Trocando em miúdos
Se um homem deixa tudo para a esposa na separação, sem olhar para trás, saindo da relação somente com a roupa do corpo, isso está longe de representar um ato de bondade.
Certamente aprontou e não quer se incomodar oferecendo explicações. Certamente sua ex tem razão em todas as suas desconfianças. Certamente adulterou a memória dos últimos acontecimentos.
Certamente traiu, ou mentiu, ou os dois juntos, no combo do divórcio. Ele unicamente larga casa, carro, mobiliário, pertences ao se sentir em dívida emocional. Troca o seu legado pelo alívio da consciência.
Existem exceções honrosas de abnegação material por gratidão aos laços ou por amizade com a ex, mas a regra costuma servir de cortina de fumaça para acobertar a verdade da ruptura.

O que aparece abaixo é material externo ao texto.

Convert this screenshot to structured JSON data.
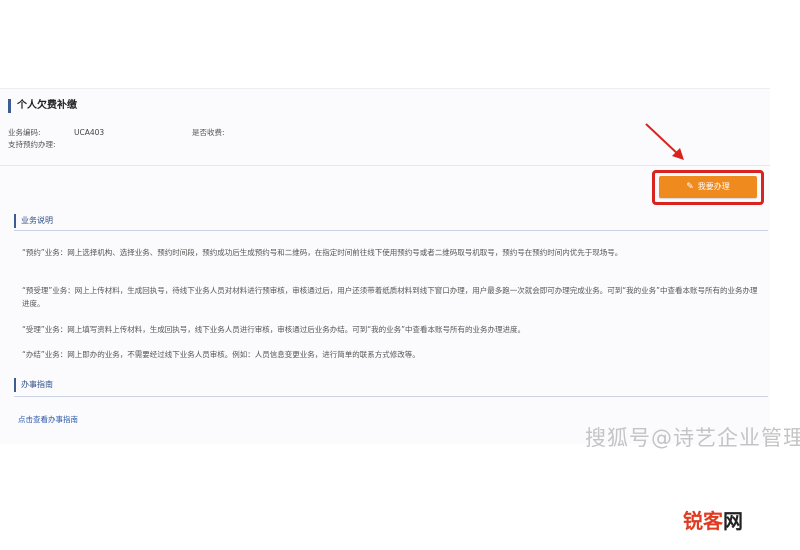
{
  "section": {
    "title": "个人欠费补缴"
  },
  "meta": {
    "code_label": "业务编码:",
    "code_value": "UCA403",
    "fee_label": "是否收费:",
    "fee_value": "",
    "appointment_label": "支持预约办理:",
    "appointment_value": ""
  },
  "apply_button": {
    "label": "我要办理",
    "icon": "pencil-icon"
  },
  "business_desc": {
    "heading": "业务说明",
    "paragraphs": [
      "“预约”业务：网上选择机构、选择业务、预约时间段，预约成功后生成预约号和二维码，在指定时间前往线下使用预约号或者二维码取号机取号，预约号在预约时间内优先于现场号。",
      "“预受理”业务：网上上传材料，生成回执号，待线下业务人员对材料进行预审核，审核通过后，用户还须带着纸质材料到线下窗口办理，用户最多跑一次就会即可办理完成业务。可到“我的业务”中查看本账号所有的业务办理进度。",
      "“受理”业务：网上填写资料上传材料，生成回执号，线下业务人员进行审核，审核通过后业务办结。可到“我的业务”中查看本账号所有的业务办理进度。",
      "“办结”业务：网上即办的业务，不需要经过线下业务人员审核。例如：人员信息变更业务，进行简单的联系方式修改等。"
    ]
  },
  "guide": {
    "heading": "办事指南",
    "link": "点击查看办事指南"
  },
  "watermark": "搜狐号@诗艺企业管理",
  "site_logo": {
    "part1": "锐客",
    "part2": "网"
  },
  "colors": {
    "accent_button": "#ef8a1f",
    "highlight_box": "#d9231f",
    "heading_blue": "#2d4f86"
  }
}
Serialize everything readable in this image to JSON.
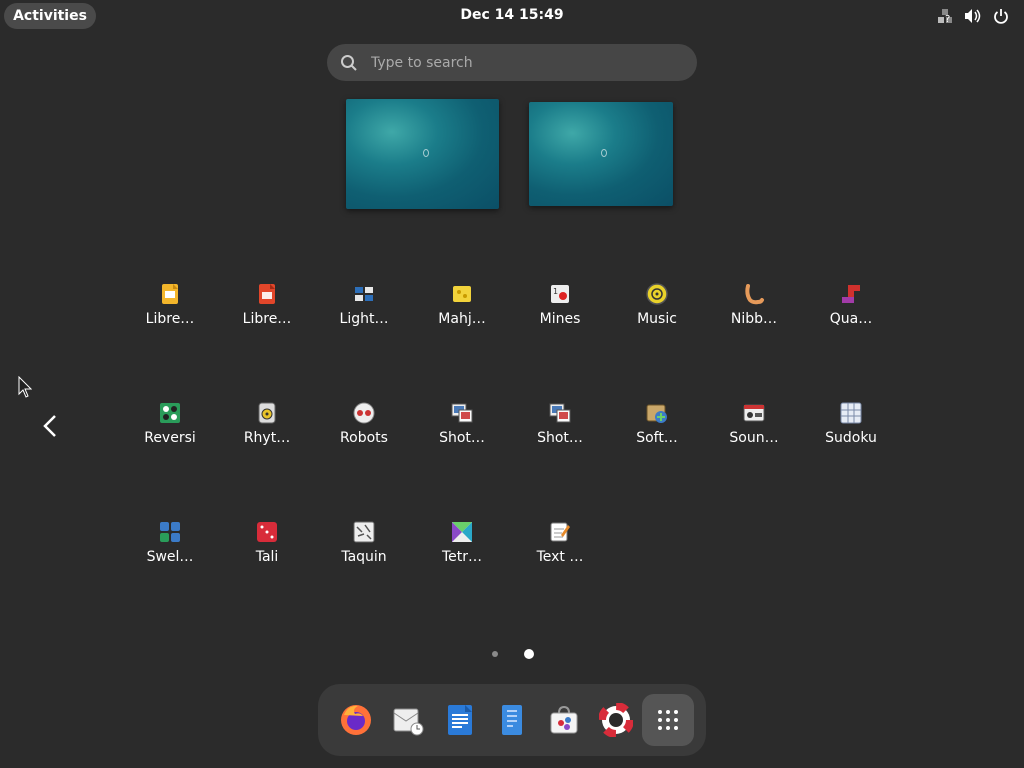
{
  "topbar": {
    "activities": "Activities",
    "clock": "Dec 14  15:49",
    "icons": [
      "network-question-icon",
      "volume-icon",
      "power-icon"
    ]
  },
  "search": {
    "placeholder": "Type to search"
  },
  "apps": [
    {
      "label": "Libre…",
      "icon": "libreoffice-impress-icon"
    },
    {
      "label": "Libre…",
      "icon": "libreoffice-writer-icon"
    },
    {
      "label": "Light…",
      "icon": "lightsoff-icon"
    },
    {
      "label": "Mahj…",
      "icon": "mahjongg-icon"
    },
    {
      "label": "Mines",
      "icon": "mines-icon"
    },
    {
      "label": "Music",
      "icon": "music-icon"
    },
    {
      "label": "Nibb…",
      "icon": "nibbles-icon"
    },
    {
      "label": "Qua…",
      "icon": "quadrapassel-icon"
    },
    {
      "label": "Reversi",
      "icon": "reversi-icon"
    },
    {
      "label": "Rhyt…",
      "icon": "rhythmbox-icon"
    },
    {
      "label": "Robots",
      "icon": "robots-icon"
    },
    {
      "label": "Shot…",
      "icon": "shotwell-icon"
    },
    {
      "label": "Shot…",
      "icon": "shotwell-viewer-icon"
    },
    {
      "label": "Soft…",
      "icon": "software-icon"
    },
    {
      "label": "Soun…",
      "icon": "sound-recorder-icon"
    },
    {
      "label": "Sudoku",
      "icon": "sudoku-icon"
    },
    {
      "label": "Swel…",
      "icon": "swell-foop-icon"
    },
    {
      "label": "Tali",
      "icon": "tali-icon"
    },
    {
      "label": "Taquin",
      "icon": "taquin-icon"
    },
    {
      "label": "Tetr…",
      "icon": "tetravex-icon"
    },
    {
      "label": "Text …",
      "icon": "text-editor-icon"
    }
  ],
  "pagination": {
    "current": 2,
    "total": 2
  },
  "dock": [
    {
      "icon": "firefox-icon"
    },
    {
      "icon": "evolution-mail-icon"
    },
    {
      "icon": "libreoffice-writer-icon"
    },
    {
      "icon": "files-document-icon"
    },
    {
      "icon": "software-store-icon"
    },
    {
      "icon": "help-lifebuoy-icon"
    },
    {
      "icon": "show-apps-grid-icon"
    }
  ],
  "colors": {
    "background": "#2b2b2b",
    "panel": "#3a3a3a",
    "accent_wallpaper": "#1b7d8a"
  }
}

A filantropia súbita tem o propósito de não prolongar a discussão quando ele se vê como a parte errada da história. Evita o desgaste do júri, a mediação dos advogados, a intromissão dos amigos e familiares, para diminuir o máximo possível a exposição de suas fraquezas. Previne-se da inclemente flagelação em público.
Não conta com álibis suficientes ou testemunhas para fundamentar a sua defesa. Dá perda total do passado, conforma-se com a causa perdida. Costuma acontecer no momento em que já tem uma terceira pessoa envolvida, e está interessado em engatar um novo romance. Por isso, tem pressa em acomodar os problemas e livrar-se dos antecedentes.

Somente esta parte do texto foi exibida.